Une-deux tendu entre Noël Le Graët et Roxana Maracineanu: la ministre des sports a dénoncé la position "erronée" du patron du foot français, qui a différencié mardi lutte contre racisme et homophobie et demandé aux arbitres de ne plus arrêter les matches en cas de manifestations homophobes dans les stades.

A quelques heures du match de qualifications à l'Euro-2020 France-Andorre, où les deux personnalités doivent se retrouver en tribune officielle au Stade de France, l'avant-match s'était animé en coulisse.

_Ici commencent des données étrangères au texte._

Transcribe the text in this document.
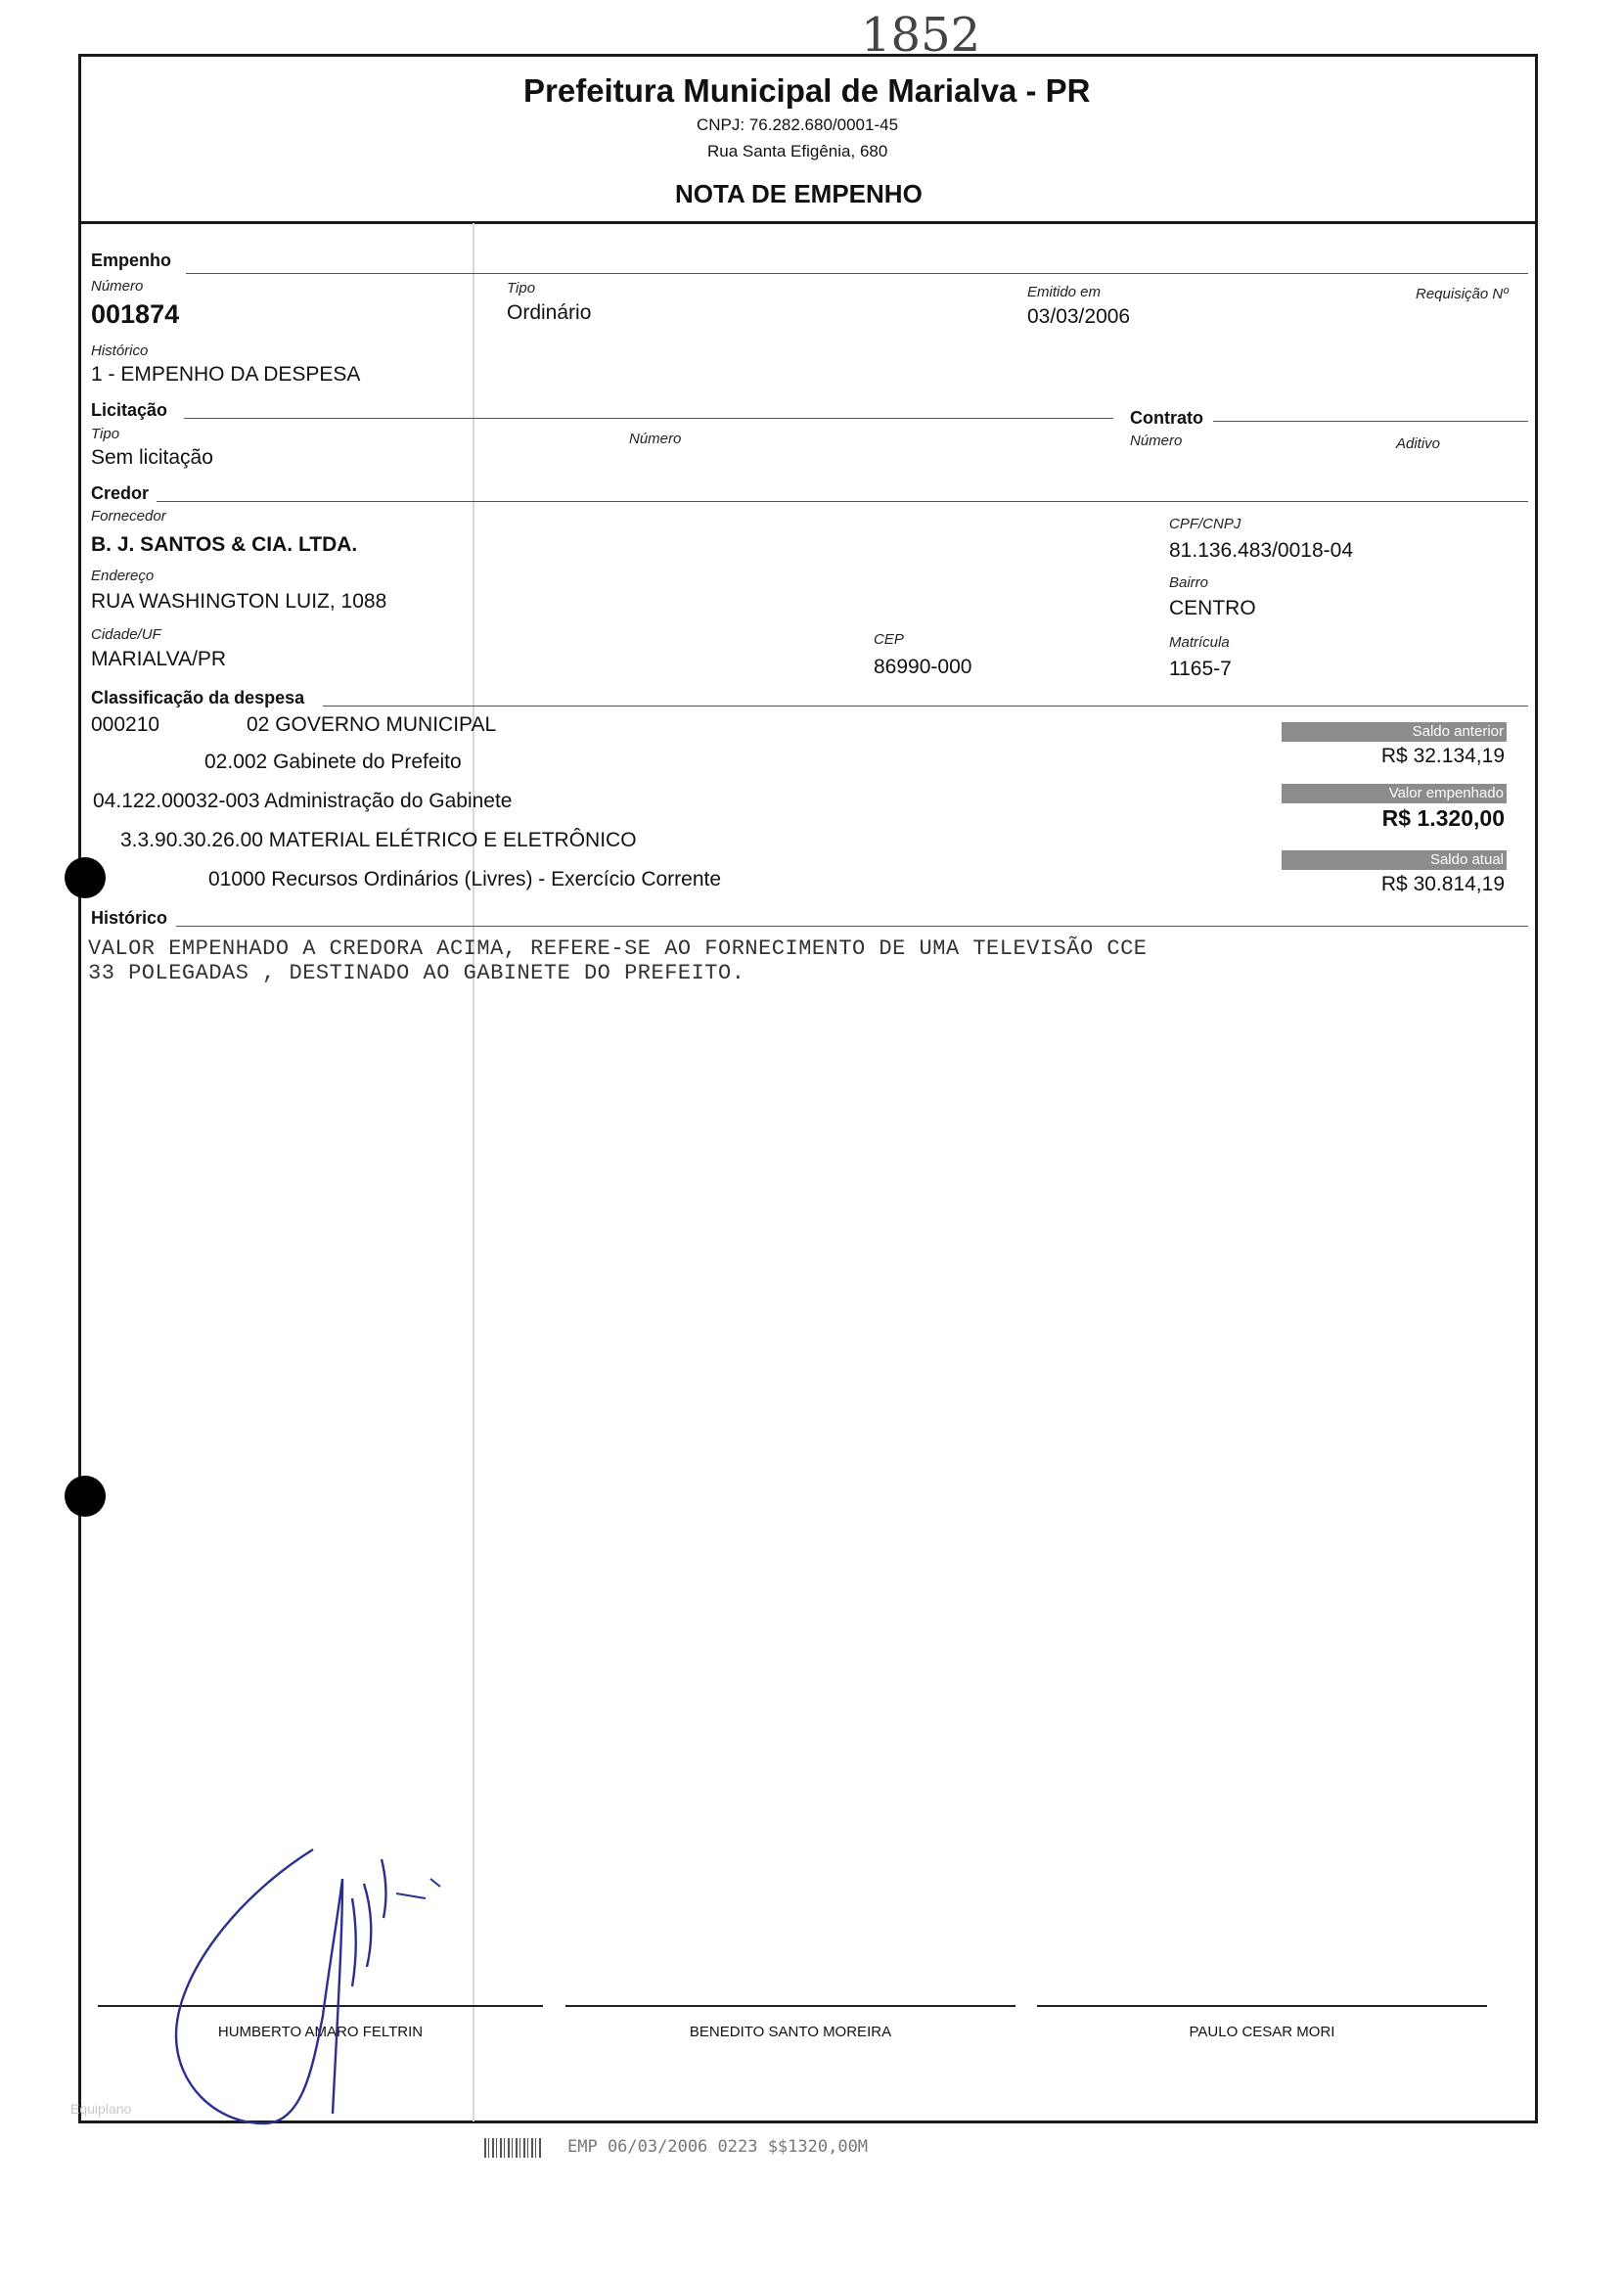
1852
Prefeitura Municipal de Marialva - PR
CNPJ: 76.282.680/0001-45
Rua Santa Efigênia, 680
NOTA DE EMPENHO
Empenho
Número
001874
Tipo
Ordinário
Emitido em
03/03/2006
Requisição Nº
Histórico
1 - EMPENHO DA DESPESA
Licitação
Tipo
Sem licitação
Número
Contrato
Número	Aditivo
Credor
Fornecedor
B. J. SANTOS & CIA. LTDA.
CPF/CNPJ
81.136.483/0018-04
Endereço
RUA WASHINGTON LUIZ, 1088
Bairro
CENTRO
Cidade/UF
MARIALVA/PR
CEP
86990-000
Matrícula
1165-7
Classificação da despesa
000210	02 GOVERNO MUNICIPAL
02.002 Gabinete do Prefeito
04.122.00032-003 Administração do Gabinete
3.3.90.30.26.00 MATERIAL ELÉTRICO E ELETRÔNICO
01000 Recursos Ordinários (Livres) - Exercício Corrente
Saldo anterior
R$ 32.134,19
Valor empenhado
R$ 1.320,00
Saldo atual
R$ 30.814,19
Histórico
VALOR EMPENHADO A CREDORA ACIMA, REFERE-SE AO FORNECIMENTO DE UMA TELEVISÃO CCE
33 POLEGADAS , DESTINADO AO GABINETE DO PREFEITO.
HUMBERTO AMARO FELTRIN	BENEDITO SANTO MOREIRA	PAULO CESAR MORI
Equiplano
EMP 06/03/2006 0223 $$1320,00M
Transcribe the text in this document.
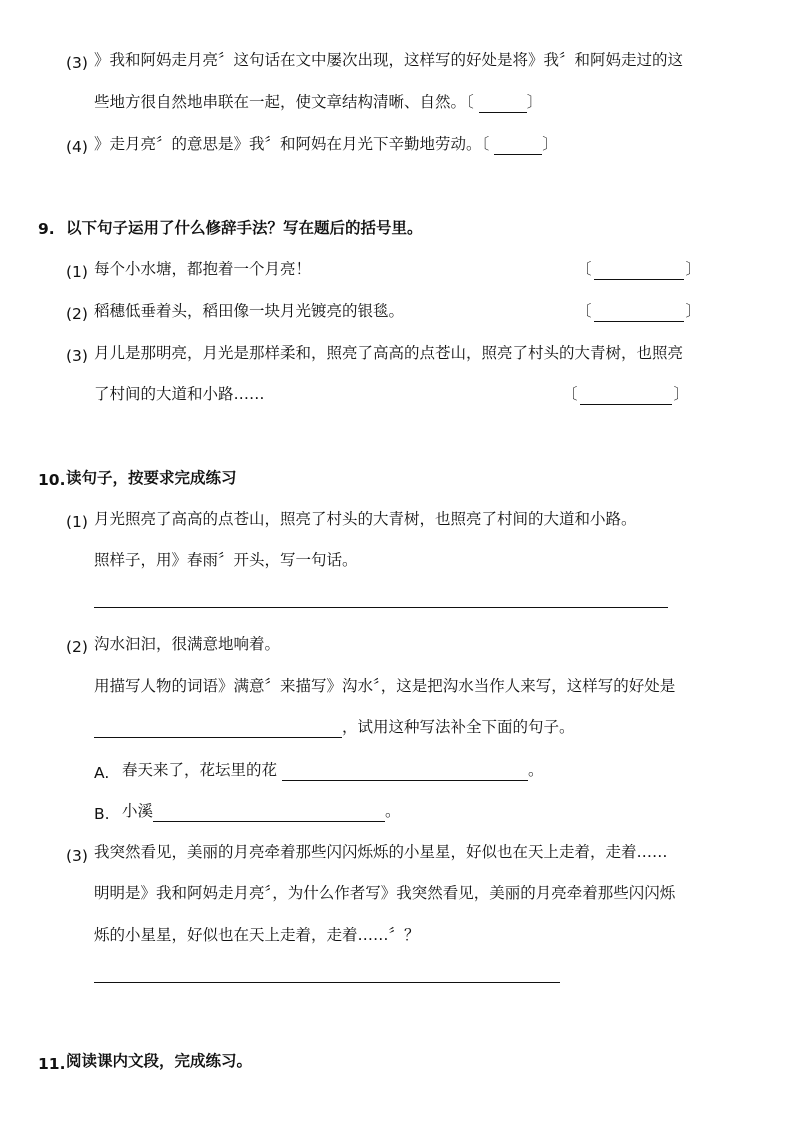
(3) 》我和阿妈走月亮〞这句话在文中屡次出现，这样写的好处是将》我〞和阿妈走过的这
些地方很自然地串联在一起，使文章结构清晰、自然。〔	〕
(4) 》走月亮〞的意思是》我〞和阿妈在月光下辛勤地劳动。〔	〕
9. 以下句子运用了什么修辞手法？写在题后的括号里。
(1) 每个小水塘，都抱着一个月亮！	〔	〕
(2) 稻穗低垂着头，稻田像一块月光镀亮的银毯。	〔	〕
(3) 月儿是那明亮，月光是那样柔和，照亮了高高的点苍山，照亮了村头的大青树，也照亮
了村间的大道和小路……	〔	〕
10. 读句子，按要求完成练习
(1) 月光照亮了高高的点苍山，照亮了村头的大青树，也照亮了村间的大道和小路。
照样子，用》春雨〞开头，写一句话。
(2) 沟水汩汩，很满意地响着。
用描写人物的词语》满意〞来描写》沟水〞，这是把沟水当作人来写，这样写的好处是
，试用这种写法补全下面的句子。
A. 春天来了，花坛里的花	。
B. 小溪	。
(3) 我突然看见，美丽的月亮牵着那些闪闪烁烁的小星星，好似也在天上走着，走着……
明明是》我和阿妈走月亮〞，为什么作者写》我突然看见，美丽的月亮牵着那些闪闪烁
烁的小星星，好似也在天上走着，走着……〞？
11. 阅读课内文段，完成练习。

Avec d'un côté Noël Le Graët, grand patron du foot français, qui ne digère pas que son sport soit pointé du doigt dans son ensemble en raison du comportement de certains supporters. Et de l'autre, Roxana Maracineanu, ministre des Sports, qui veut jouer pleinement son rôle de "pouvoir public", en incitant les acteurs du dossier à se réunir pour éradiquer ces comportements qui relèvent du délit.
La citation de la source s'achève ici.